People should be more prepared to talk to their family and loved ones about their wishes after they die, a leading palliative care expert has said.
The ongoing coronavirus crisis – and the rising number of deaths it is causing – means that individuals should have potentially “difficult” conversations with those close to them.
Baroness Ilora Finlay, of Cardiff University, said patients “must let people know now”.
Her comments follow the publication of new guidance on palliative care.
The Association for Palliative Medicine’s guidance covers subjects including symptom management, communication and bereavement care and advice for health workers and carers on how to broach discussions with patients and their families.
The new guidance for palliative care professionals says “honest conversations” about treatment should start “as early as is practicable” and warns that the nature of COVID-19 means people can “deteriorate quite quickly”.
Baroness Finlay said individuals should consider what treatment they would want – if any – should they fell ill. They should also make their wishes about that – and what to do after the die – known to loved ones.
She told the BBC’s Politics Wales programme: “Up until now, people thought they could plan for everything, but we’ve finally realised that we live with uncertainty all the time, and it’s confronted us head-on.

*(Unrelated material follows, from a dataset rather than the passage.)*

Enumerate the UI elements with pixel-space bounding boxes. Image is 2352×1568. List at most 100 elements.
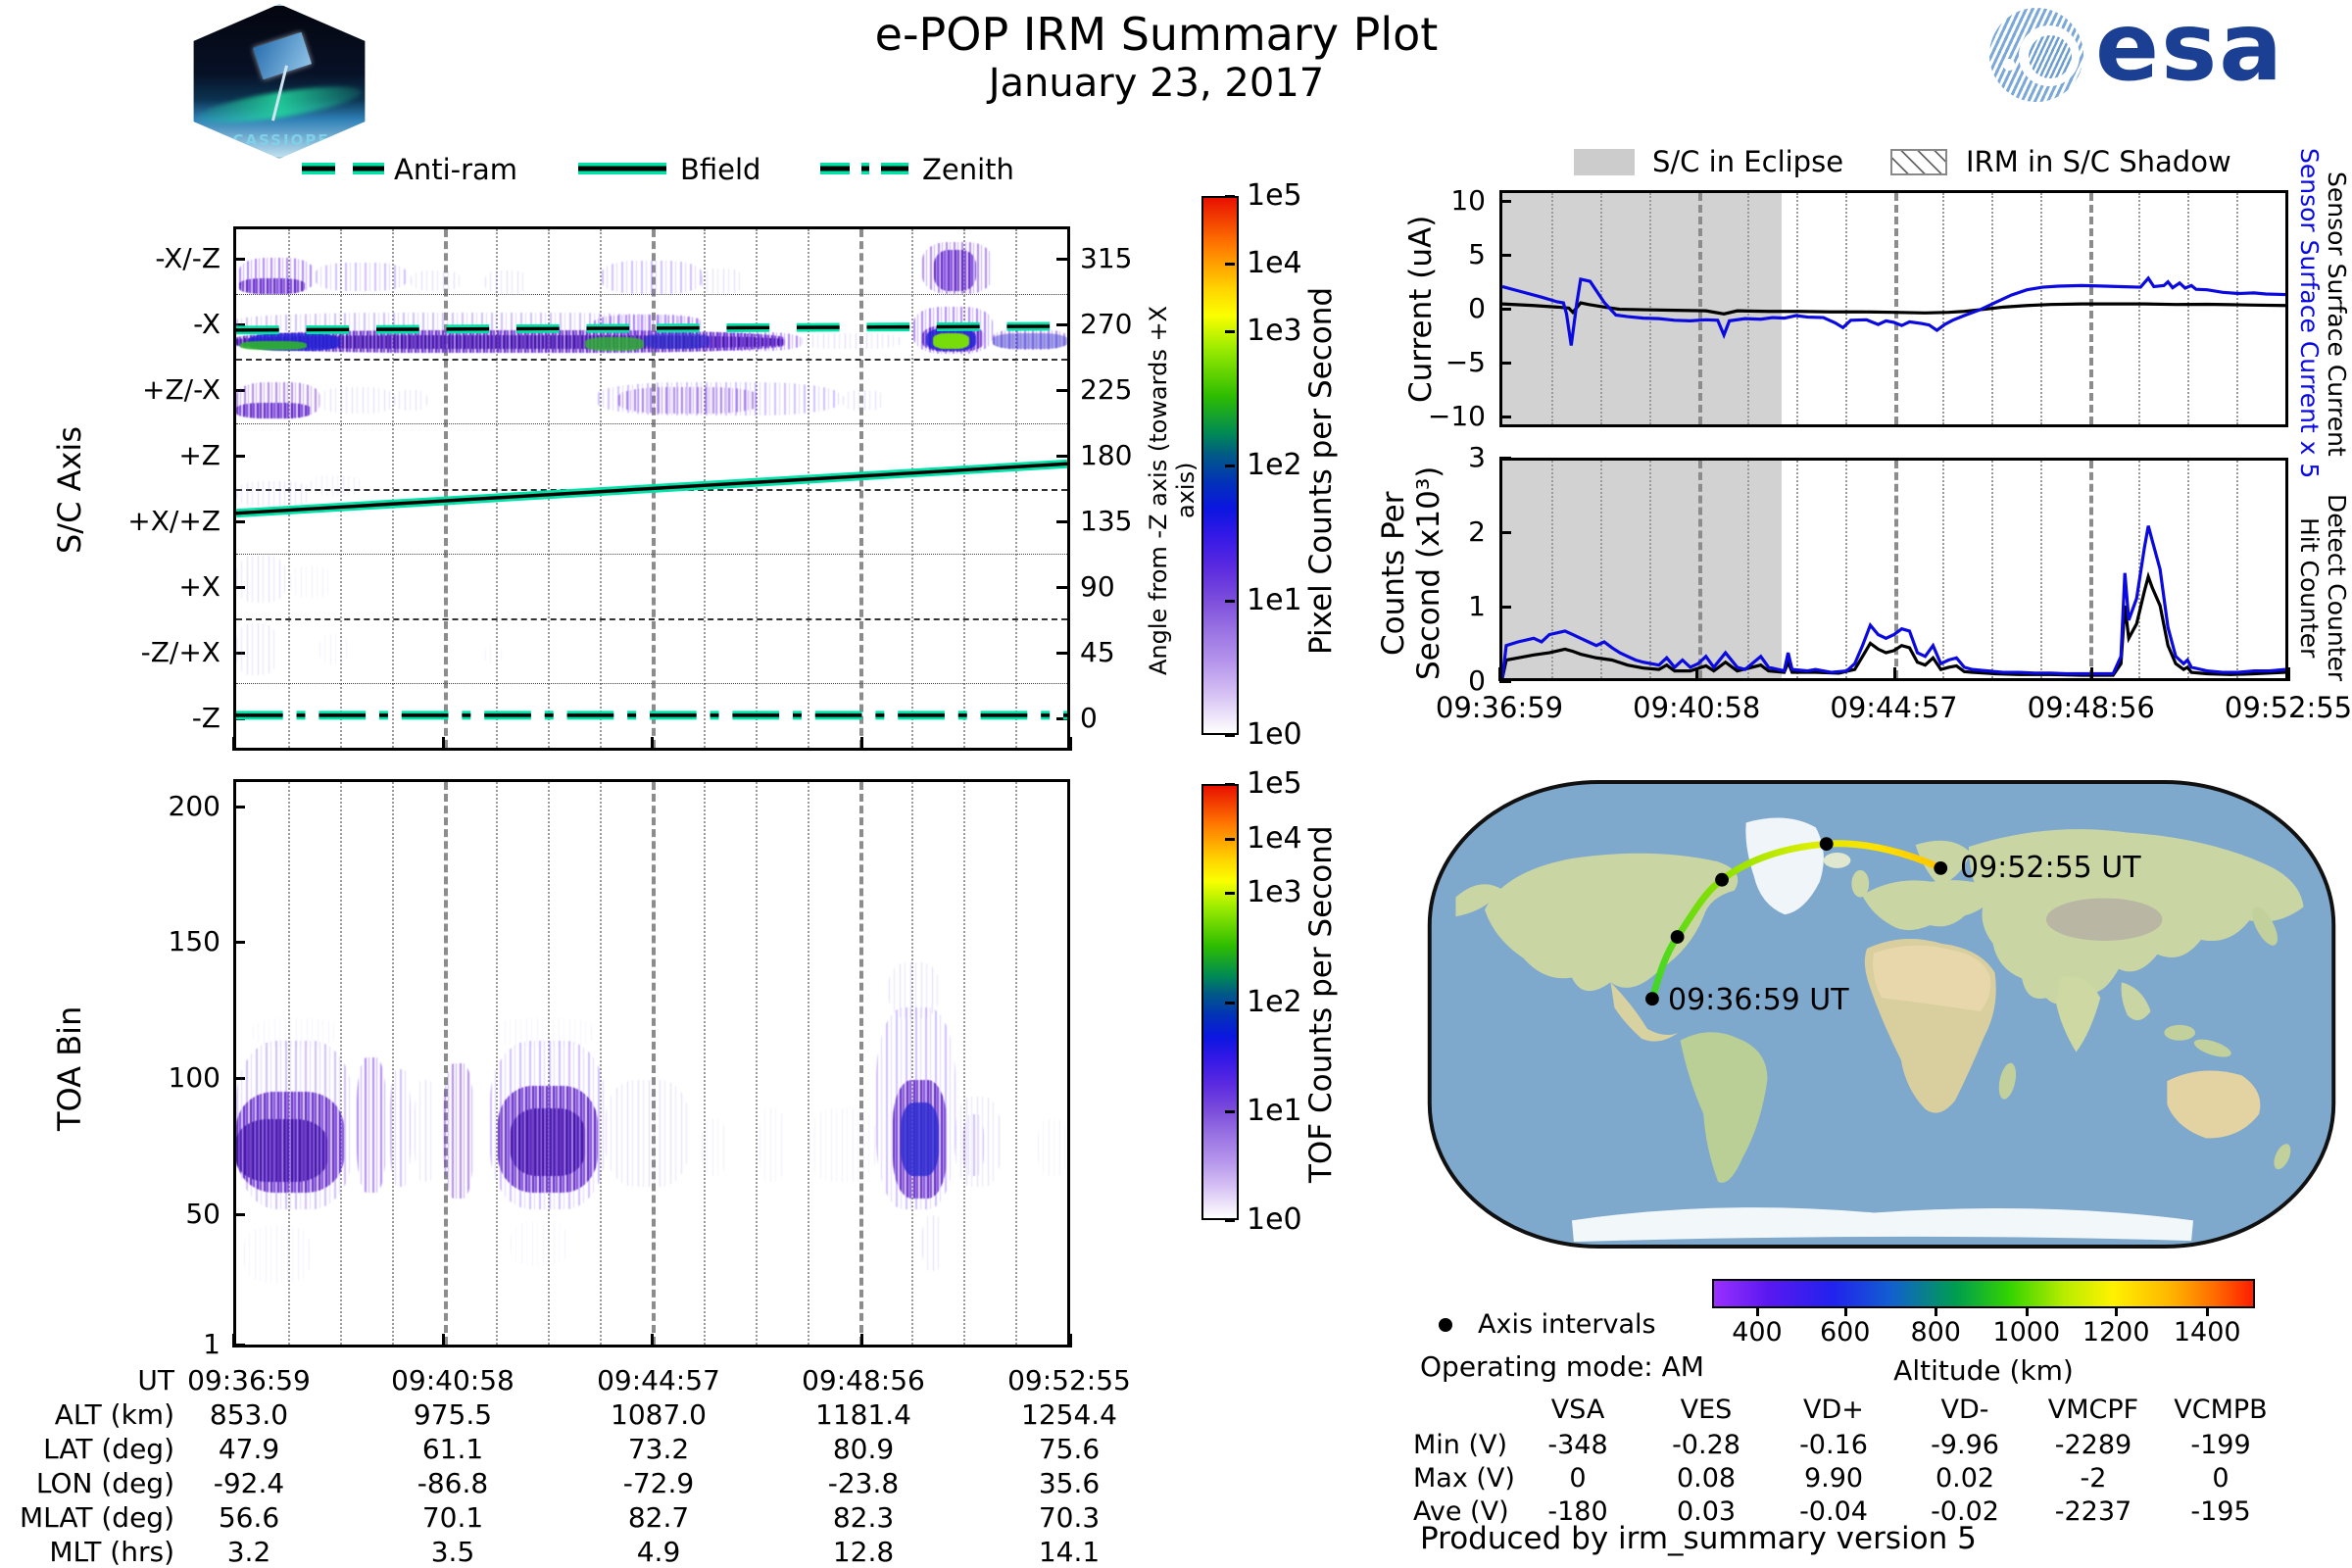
tick-mark xyxy=(1499,457,1511,460)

“So we have to think now: ‘What are the things that really matter to us?’ What are the conversations we should have with those we love, now – not tomorrow or the day after – and what do we need to tell them?”
Baroness Finlay said that for some individuals who are already frail and become ill with the virus, they might not want to go into hospital and be put on a ventilator.
She said: “You must let people know now so that things can be put in place for you.
“Those conversations are difficult for everybody. They’re never easy. We all live thinking it won’t happen to us. But you have to think it might.”
She said practical steps included discussing whether someone has a will and how to access important documents.